Были театральные друзья — Людмила Максакова, полная тезка мамы — тоже Людмила Васильевна. Мама ее очень любила и ценила как человека и как актрису. Они любили шутить: "Ах, Людмила Васильевна, я любил Вас так сильно, а теперь Вы мне кажетесь как зверь". Л.Максакова — дочь известной певицы М.П.Максаковой. Их мамы были подругами, обе семьи были из Астрахани. Л.Максакова, когда пришла работать в Театр Вахтангова, подружилась с мамой. Они всегда жили на гастролях в одном номере, часто встречались вне театра, как могли помогали друг другу и советом, и делом. Эта настоящая дружба двух достойных людей продолжалась до самой маминой смерти. Евгений Рубенович Симонов — артист и режиссер — познакомился с мамой в самой юности. И они дружили со студенческой скамьи. Помню великолепные музыкальные вечера у нас дома, когда мама, Евгений Симонов и Людмила Максакова пели замечательные русские романсы и старинные песни. Кляну себя, что не записал их чудное пение на магнитофон.
Мама очень уважала Василия Ланового, который всегда ее поражал джентльменским отношением к женщинам и стойкостью своих убеждений, хотя мама не всегда была с ними согласна. С Григорием Абрикосовым, Николаем Тимофеевым, Галиной Коноваловой ее связывали не только дружба с юности, но и множество спектаклей, в которых они вместе участвовали. Одним из близких друзей мамы стал прекрасный человек — Вячеслав Шалевич.
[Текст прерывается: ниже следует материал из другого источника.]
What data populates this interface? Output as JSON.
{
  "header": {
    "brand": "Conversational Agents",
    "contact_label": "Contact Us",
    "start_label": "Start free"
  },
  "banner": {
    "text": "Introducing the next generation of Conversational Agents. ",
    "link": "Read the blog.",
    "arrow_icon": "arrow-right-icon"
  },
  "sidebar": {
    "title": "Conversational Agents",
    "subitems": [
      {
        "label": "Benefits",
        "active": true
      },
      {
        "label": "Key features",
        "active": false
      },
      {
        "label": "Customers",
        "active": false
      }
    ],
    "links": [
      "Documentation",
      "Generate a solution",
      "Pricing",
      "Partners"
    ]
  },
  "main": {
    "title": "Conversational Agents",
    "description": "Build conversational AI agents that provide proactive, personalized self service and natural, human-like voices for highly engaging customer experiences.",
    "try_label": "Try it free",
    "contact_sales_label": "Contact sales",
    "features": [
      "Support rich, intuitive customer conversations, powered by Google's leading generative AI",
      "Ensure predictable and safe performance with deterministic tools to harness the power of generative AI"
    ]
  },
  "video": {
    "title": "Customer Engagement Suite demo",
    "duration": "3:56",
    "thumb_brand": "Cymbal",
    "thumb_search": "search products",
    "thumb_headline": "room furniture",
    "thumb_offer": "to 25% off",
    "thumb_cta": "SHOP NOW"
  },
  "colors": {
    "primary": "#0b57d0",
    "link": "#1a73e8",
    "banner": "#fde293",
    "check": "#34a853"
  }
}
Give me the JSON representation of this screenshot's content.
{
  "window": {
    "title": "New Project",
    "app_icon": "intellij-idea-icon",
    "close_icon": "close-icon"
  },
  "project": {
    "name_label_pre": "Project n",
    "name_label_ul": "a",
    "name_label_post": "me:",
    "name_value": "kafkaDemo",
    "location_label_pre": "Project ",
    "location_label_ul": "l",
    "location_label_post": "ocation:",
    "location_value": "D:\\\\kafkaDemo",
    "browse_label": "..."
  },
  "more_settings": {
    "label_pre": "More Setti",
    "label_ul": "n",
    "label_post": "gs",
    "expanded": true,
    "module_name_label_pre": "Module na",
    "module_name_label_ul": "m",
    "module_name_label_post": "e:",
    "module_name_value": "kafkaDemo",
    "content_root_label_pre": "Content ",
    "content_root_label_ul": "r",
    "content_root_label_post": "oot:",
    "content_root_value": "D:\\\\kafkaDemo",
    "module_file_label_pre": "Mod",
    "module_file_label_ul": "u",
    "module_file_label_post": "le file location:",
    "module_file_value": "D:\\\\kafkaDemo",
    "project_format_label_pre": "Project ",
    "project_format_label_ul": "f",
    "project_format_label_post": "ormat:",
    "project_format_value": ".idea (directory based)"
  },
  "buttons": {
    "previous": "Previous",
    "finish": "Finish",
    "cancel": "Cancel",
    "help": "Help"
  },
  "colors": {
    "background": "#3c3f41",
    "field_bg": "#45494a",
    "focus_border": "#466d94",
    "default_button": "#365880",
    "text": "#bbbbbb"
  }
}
Помимо, во многом, одинаковых убеждений и взглядов на искусство их связывала более чем десятилетняя работа — спектакль по "Голубой книге" Зощенко "Деньги, коварство и любовь". Этот спектакль поставил В. Шалевич вместе с Михаилом Воронцовым, и их группа совместно с Марианной Вертинской, тоже участвующей в спектакле, исколесила не только весь Советский Союз, но и многие социалистические страны (как правило, выступала в гарнизонах советских войск). Они настолько интенсивно ездили, как говорят артисты, "за колбасой" — подзаработать выездными спектаклями. — что у меня одно время было постоянное ощущение, что если я маму не провожаю, то встречаю ее на вокзалах и в аэропортах. Это сплошная жизнь "на колесах". Сколько сил заложено в увлеченных творчеством людях, несмотря на уже пожилой возраст. Этот спектакль, на мой взгляд, просто замечательный и истинно вахтанговский. Он, по сути дела, компенсация маме за простой в театре и в кино, и я благодарен судьбе, что В. Шалевичу пришла мысль о его создании и об участии в нем Л. Целиковской.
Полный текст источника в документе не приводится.